The tool also looks at the additives, colourants and emulsifiers in the product, and assesses whether whether they’re high risk or even beneficial to health.

Weetabix and unsalted butter are among the products classified as low risk, while Cadbury Dairy Milk and Warburtons Farmhouse Soft Bread fall on the high risk end of the scale (see table).

The system seeks to build on the Nova definition of ultra-processed foods (UPFs), which applies to as much as 60% of the UK’s diet. The definition had been designed for scientists, but didn’t help consumers understand the healthiness of food, said Zoe chief scientist Sarah Berry.

“We see this as a way not of demonising food but empowering people to make healthy choices, because 60% of our food isn’t bad for us,” she explained. “This scaremongering about ‘everything on our shelves is going to kill us’ is wrong.”

“There is no way I could stop my kids eating all foods classified by Nova as a UPF. But it empowers people to say, here are four cereals, which I should feed my kids?”

Certain UPFs can have health benefits, and can even protect against type 2 diabetes and cardiovascular disease, Zoe pointed out.

In its own research, the organisation’s nutritionists have checked over 3,000 foods against its new scale. Zoe is now looking to apply the principles to its entire database, which spans over a million products.

“We’re at the final stages of validating our score to show how well it can predict health outcomes,” revealed Berry.

Zoe has not yet decided how will use the information, and whether it will form part of its membership proposition. However, the aim was to make the scale available to “as many people as possible”, said Berry.
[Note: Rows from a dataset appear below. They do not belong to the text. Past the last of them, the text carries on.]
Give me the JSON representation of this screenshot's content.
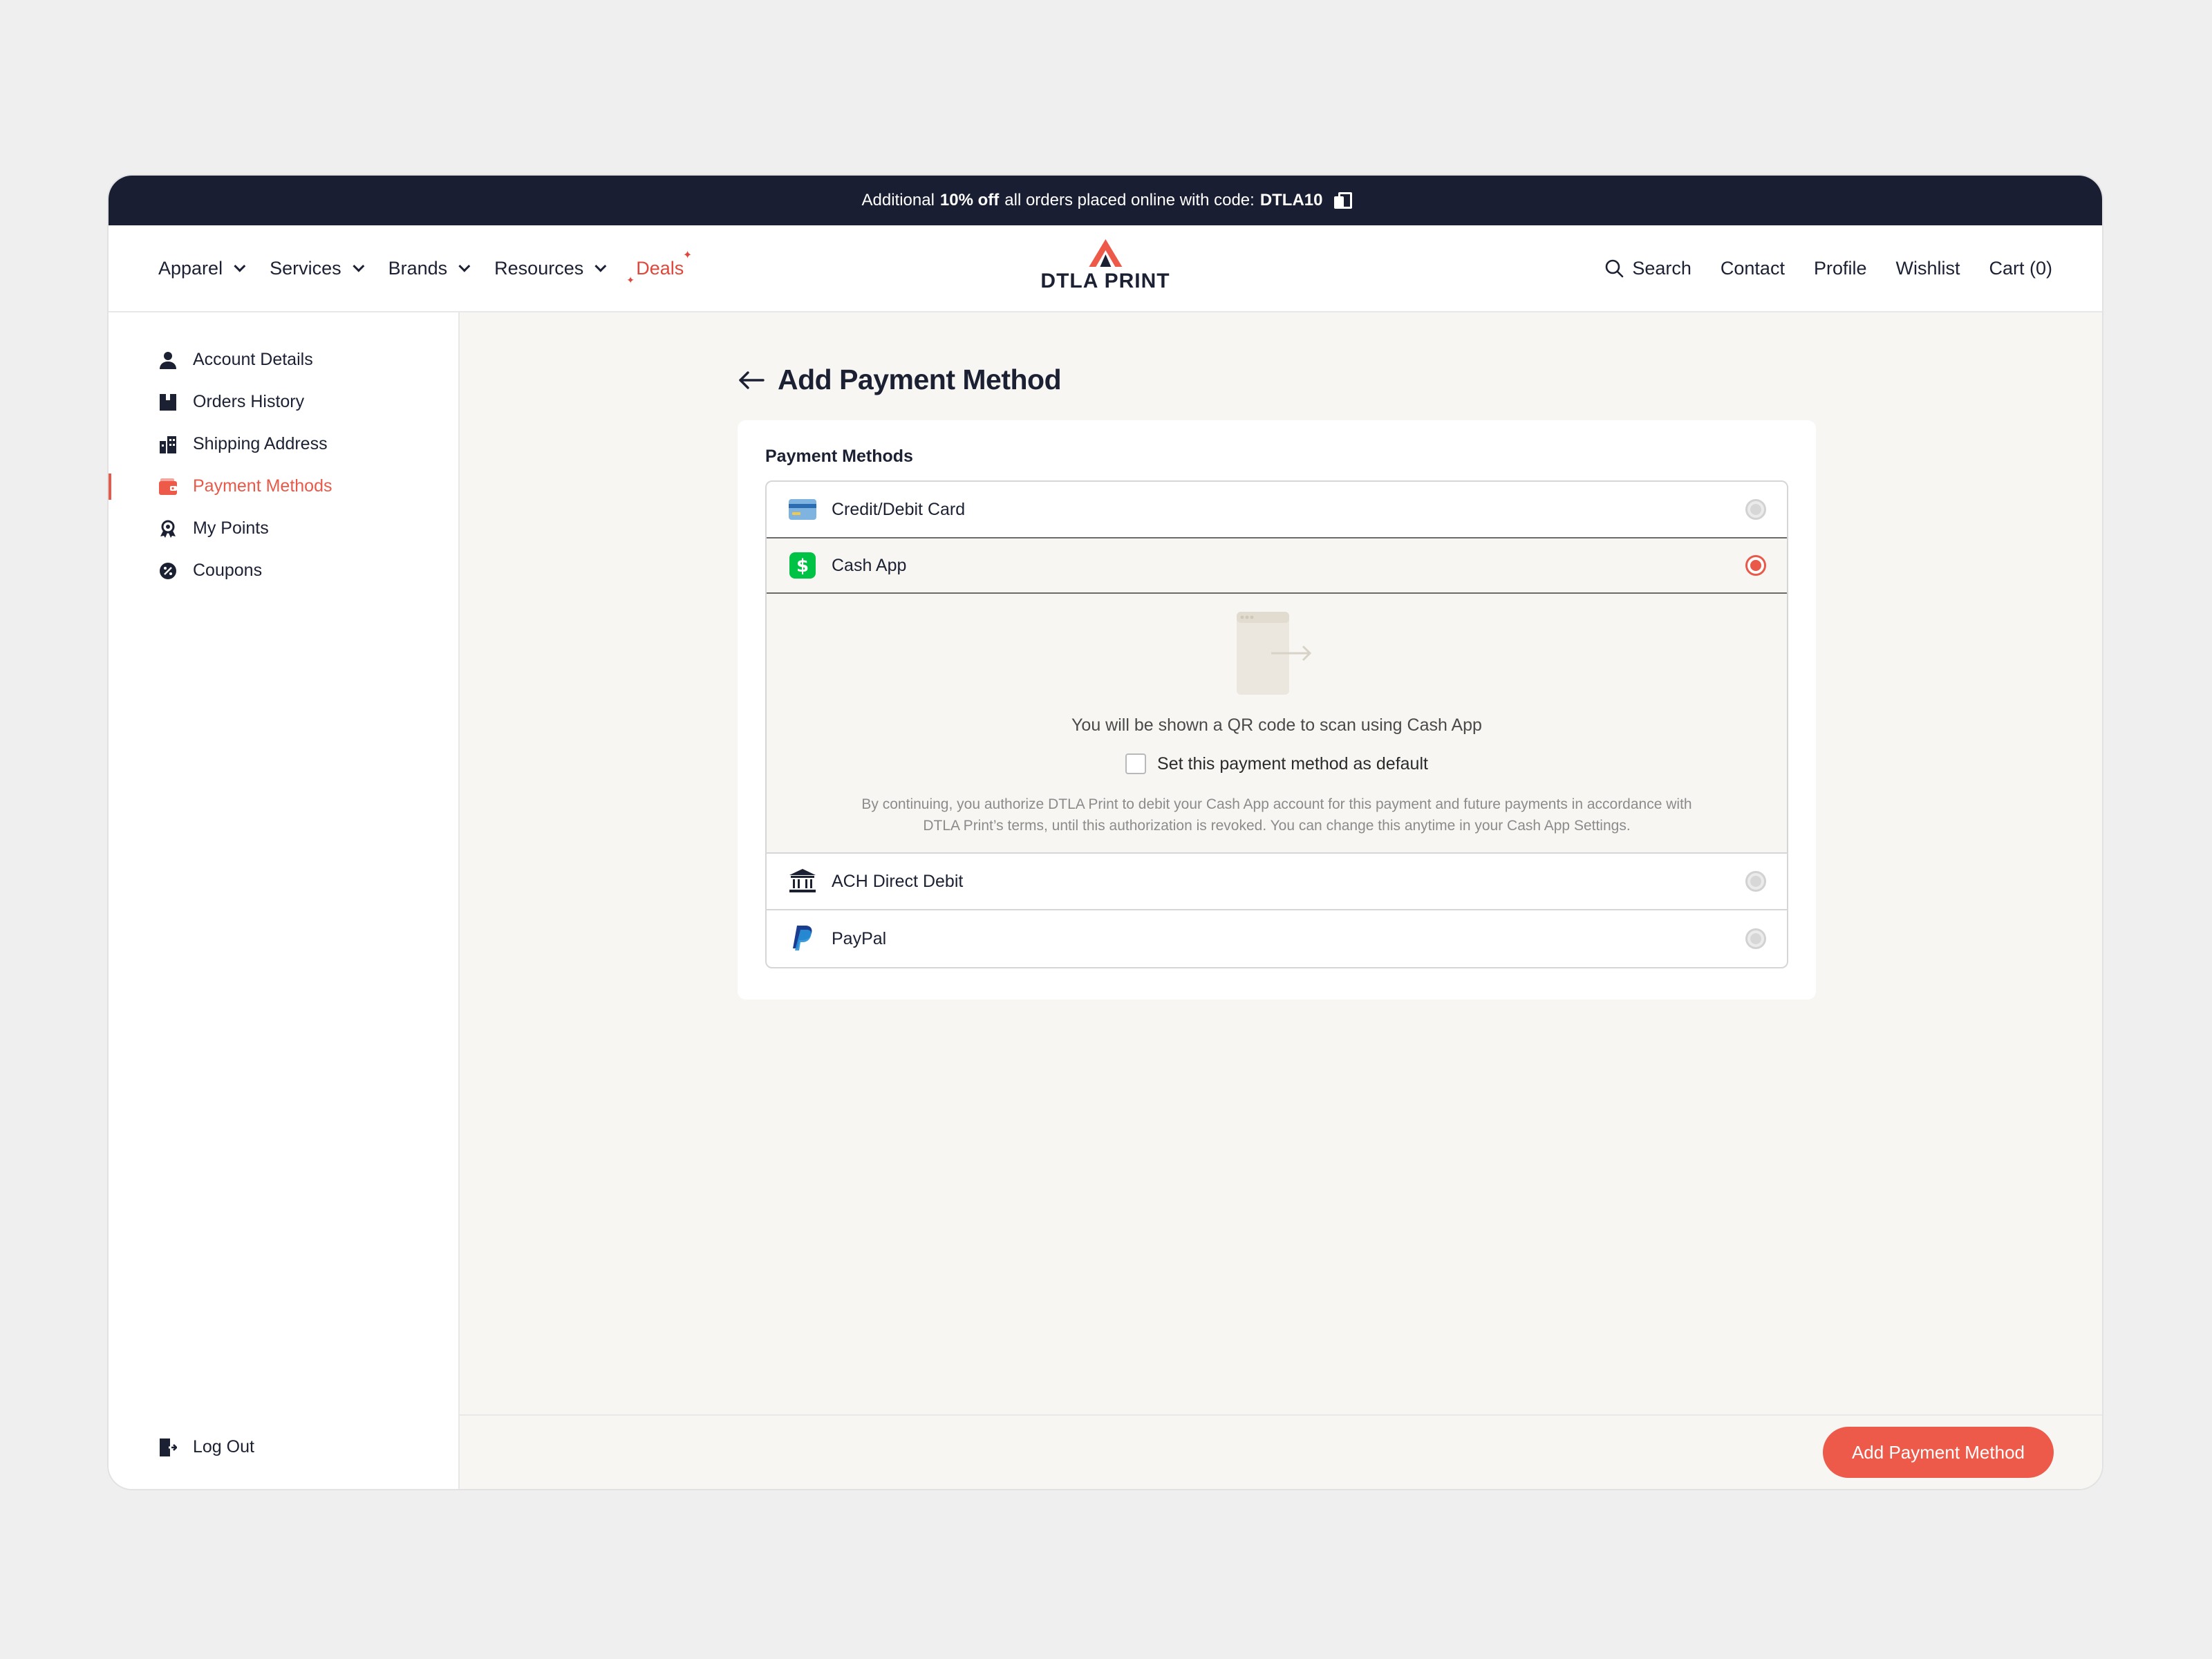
{
  "promo": {
    "prefix": "Additional",
    "discount": "10% off",
    "middle": "all orders placed online with code:",
    "code": "DTLA10"
  },
  "nav": {
    "items": [
      {
        "label": "Apparel"
      },
      {
        "label": "Services"
      },
      {
        "label": "Brands"
      },
      {
        "label": "Resources"
      }
    ],
    "deals": "Deals",
    "logo_text": "DTLA PRINT",
    "right": {
      "search": "Search",
      "contact": "Contact",
      "profile": "Profile",
      "wishlist": "Wishlist",
      "cart": "Cart (0)"
    }
  },
  "sidebar": {
    "items": [
      {
        "label": "Account Details",
        "icon": "user-icon"
      },
      {
        "label": "Orders History",
        "icon": "box-icon"
      },
      {
        "label": "Shipping Address",
        "icon": "building-icon"
      },
      {
        "label": "Payment Methods",
        "icon": "wallet-icon"
      },
      {
        "label": "My Points",
        "icon": "medal-icon"
      },
      {
        "label": "Coupons",
        "icon": "percent-icon"
      }
    ],
    "logout": "Log Out"
  },
  "main": {
    "title": "Add Payment Method",
    "section_label": "Payment Methods",
    "methods": [
      {
        "name": "Credit/Debit Card"
      },
      {
        "name": "Cash App"
      },
      {
        "name": "ACH Direct Debit"
      },
      {
        "name": "PayPal"
      }
    ],
    "cashapp": {
      "qr_text": "You will be shown a QR code to scan using Cash App",
      "default_label": "Set this payment method as default",
      "legal_line1": "By continuing, you authorize DTLA Print to debit your Cash App account for this payment and future payments in accordance with",
      "legal_line2": "DTLA Print’s terms, until this authorization is revoked. You can change this anytime in your Cash App Settings."
    },
    "submit_label": "Add Payment Method"
  },
  "colors": {
    "accent": "#ee5a4a",
    "promo_bg": "#191e33",
    "cashapp_green": "#00c244",
    "paypal_blue": "#1b3d8f"
  }
}
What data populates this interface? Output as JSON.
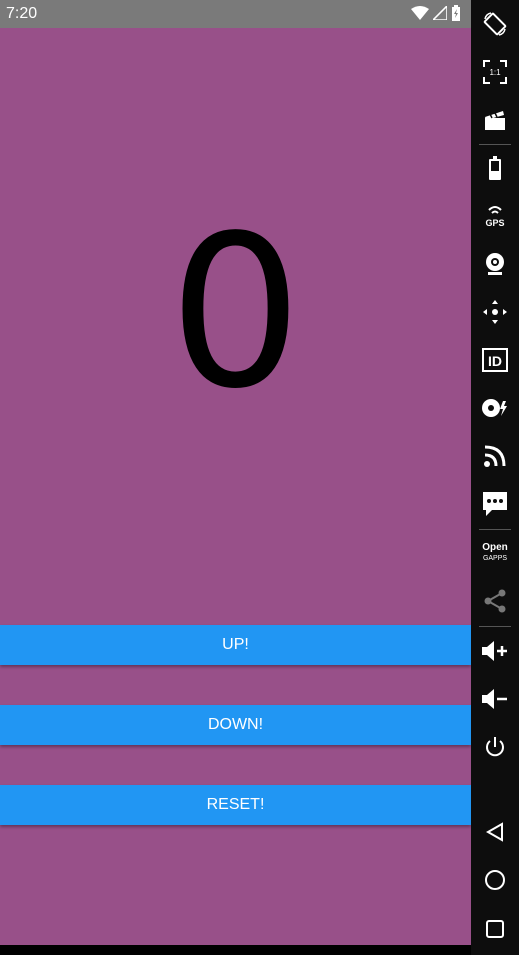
{
  "status_bar": {
    "time": "7:20"
  },
  "counter": {
    "value": "0"
  },
  "buttons": {
    "up": "UP!",
    "down": "DOWN!",
    "reset": "RESET!"
  },
  "emulator_toolbar": {
    "screen_ratio_label": "1:1",
    "gps_label": "GPS",
    "id_label": "ID",
    "opengapps_label_line1": "Open",
    "opengapps_label_line2": "GAPPS",
    "items": [
      "rotate-icon",
      "fit-screen-icon",
      "screen-record-icon",
      "battery-icon",
      "gps-icon",
      "webcam-icon",
      "move-icon",
      "device-id-icon",
      "disk-icon",
      "cast-icon",
      "sms-icon",
      "opengapps-icon",
      "share-icon",
      "volume-up-icon",
      "volume-down-icon",
      "power-icon",
      "back-icon",
      "home-icon",
      "recents-icon"
    ]
  },
  "colors": {
    "app_background": "#985089",
    "button": "#2196f3",
    "status_bar": "#7a7a7a"
  }
}
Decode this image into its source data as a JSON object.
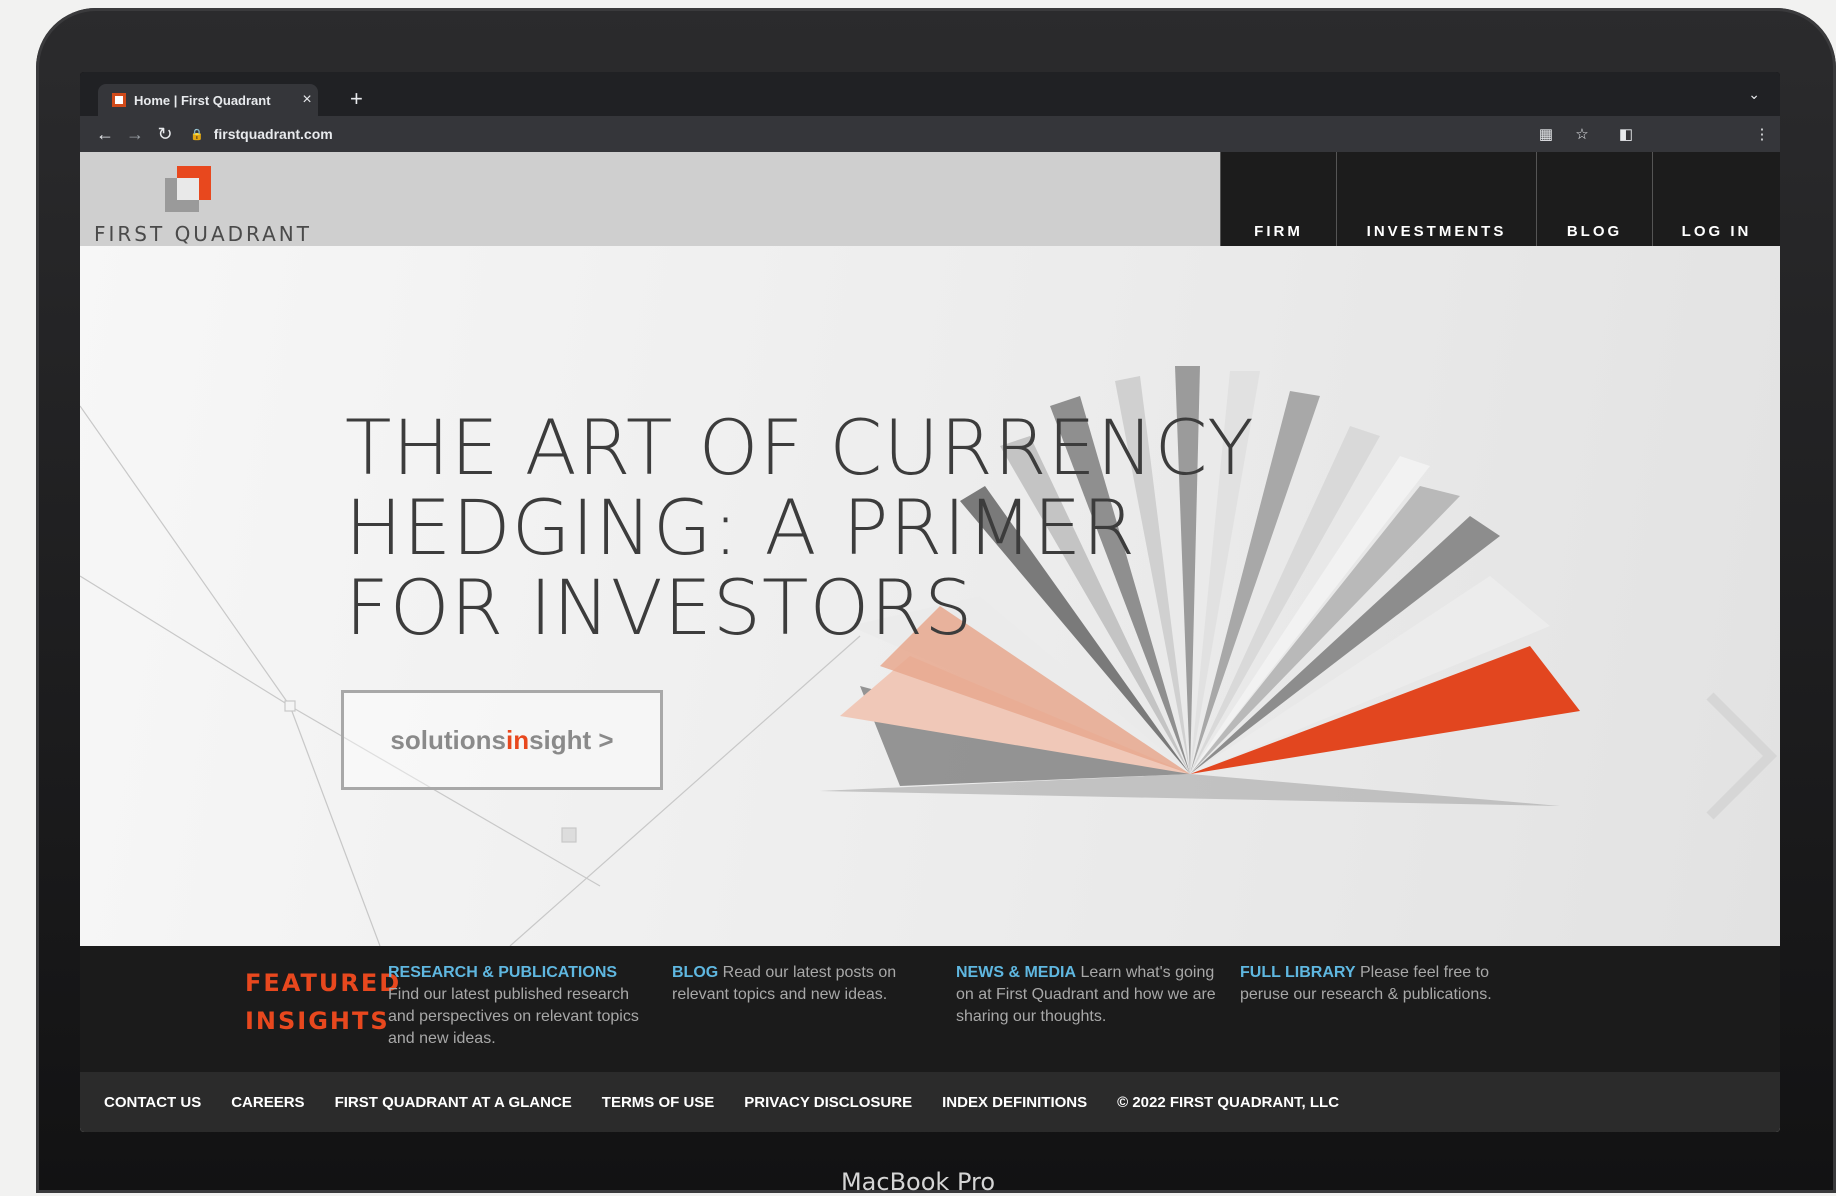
{
  "browser": {
    "tab_title": "Home | First Quadrant",
    "tab_close": "×",
    "new_tab": "+",
    "tab_menu": "⌄",
    "url": "firstquadrant.com",
    "icons": [
      "back-icon",
      "forward-icon",
      "reload-icon",
      "lock-icon",
      "qr-icon",
      "bookmark-star-icon",
      "side-panel-icon",
      "menu-kebab-icon"
    ]
  },
  "site": {
    "logo_text": "FIRST QUADRANT",
    "nav": [
      "FIRM",
      "INVESTMENTS",
      "BLOG",
      "LOG IN"
    ],
    "hero_title": "THE ART OF CURRENCY\nHEDGING: A PRIMER\nFOR INVESTORS",
    "cta": {
      "part1": "solutions",
      "part2": "in",
      "part3": "sight >"
    },
    "featured_heading": "FEATURED\nINSIGHTS",
    "featured": [
      {
        "link": "RESEARCH & PUBLICATIONS",
        "text": "Find our latest published research and perspectives on relevant topics and new ideas."
      },
      {
        "link": "BLOG",
        "text": "Read our latest posts on relevant topics and new ideas."
      },
      {
        "link": "NEWS & MEDIA",
        "text": "Learn what's going on at First Quadrant and how we are sharing our thoughts."
      },
      {
        "link": "FULL LIBRARY",
        "text": "Please feel free to peruse our research & publications."
      }
    ],
    "footer_links": [
      "CONTACT US",
      "CAREERS",
      "FIRST QUADRANT AT A GLANCE",
      "TERMS OF USE",
      "PRIVACY DISCLOSURE",
      "INDEX DEFINITIONS"
    ],
    "copyright": "© 2022 FIRST QUADRANT, LLC"
  },
  "device_label": "MacBook Pro",
  "colors": {
    "accent": "#e8481e",
    "link": "#5fb7e0",
    "nav_bg": "#1c1c1c"
  }
}
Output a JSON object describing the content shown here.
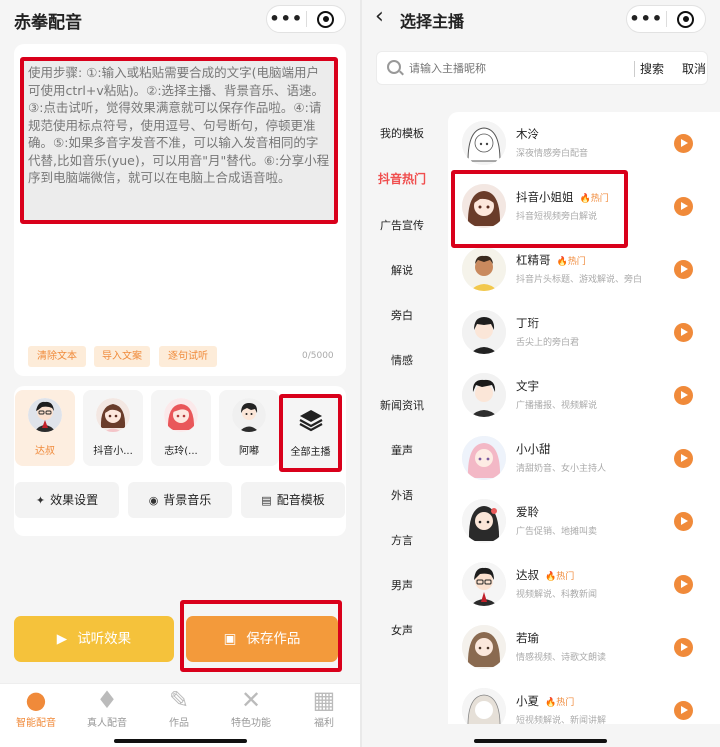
{
  "left": {
    "title": "赤拳配音",
    "capsule_dots": "•••",
    "instructions": "使用步骤: ①:输入或粘贴需要合成的文字(电脑端用户可使用ctrl+v粘贴)。②:选择主播、背景音乐、语速。③:点击试听，觉得效果满意就可以保存作品啦。④:请规范使用标点符号，使用逗号、句号断句，停顿更准确。⑤:如果多音字发音不准，可以输入发音相同的字代替,比如音乐(yue)，可以用音\"月\"替代。⑥:分享小程序到电脑端微信，就可以在电脑上合成语音啦。",
    "clear_text": "清除文本",
    "import_text": "导入文案",
    "sentence_preview": "逐句试听",
    "char_counter": "0/5000",
    "anchors": [
      {
        "name": "达叔",
        "avatar": "avatar-dashu-icon"
      },
      {
        "name": "抖音小...",
        "avatar": "avatar-douyin-icon"
      },
      {
        "name": "志玲(...",
        "avatar": "avatar-zhiling-icon"
      },
      {
        "name": "阿嘟",
        "avatar": "avatar-adu-icon"
      }
    ],
    "all_anchors": "全部主播",
    "effects": "效果设置",
    "bgm": "背景音乐",
    "template": "配音模板",
    "preview": "试听效果",
    "save": "保存作品",
    "tabs": [
      "智能配音",
      "真人配音",
      "作品",
      "特色功能",
      "福利"
    ],
    "accent": "#f08a3a"
  },
  "right": {
    "title": "选择主播",
    "search_placeholder": "请输入主播昵称",
    "search_btn": "搜索",
    "cancel_btn": "取消",
    "categories": [
      "我的模板",
      "抖音热门",
      "广告宣传",
      "解说",
      "旁白",
      "情感",
      "新闻资讯",
      "童声",
      "外语",
      "方言",
      "男声",
      "女声"
    ],
    "active_category": "抖音热门",
    "hot_label": "热门",
    "anchors": [
      {
        "name": "木泠",
        "desc": "深夜情感旁白配音",
        "hot": false
      },
      {
        "name": "抖音小姐姐",
        "desc": "抖音短视频旁白解说",
        "hot": true
      },
      {
        "name": "杠精哥",
        "desc": "抖音片头标题、游戏解说、旁白",
        "hot": true
      },
      {
        "name": "丁珩",
        "desc": "舌尖上的旁白君",
        "hot": false
      },
      {
        "name": "文宇",
        "desc": "广播播报、视频解说",
        "hot": false
      },
      {
        "name": "小小甜",
        "desc": "清甜奶音、女小主持人",
        "hot": false
      },
      {
        "name": "爱聆",
        "desc": "广告促销、地摊叫卖",
        "hot": false
      },
      {
        "name": "达叔",
        "desc": "视频解说、科教新闻",
        "hot": true
      },
      {
        "name": "若瑜",
        "desc": "情感视频、诗歌文朗读",
        "hot": false
      },
      {
        "name": "小夏",
        "desc": "短视频解说、新闻讲解",
        "hot": true
      }
    ]
  }
}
Zoe hoped to offer a barcode scanning feature that would enable consumers to find out “in real time the impact processing has had on the healthfulness of a food,” she explained.

The organisation also hopes to talk to the government about its research. The traditional measures of health used by the traffic light system – saturated fat, salt and sugar content – remain important, Berry said.

However, these measures alone don’t take into account the “complexities” of food, such as plant and fibre content, as well as the level of processing, she added. “We would advocate for it [the traffic light system] being used alongside the recommendations we give at Zoe,” Berry said.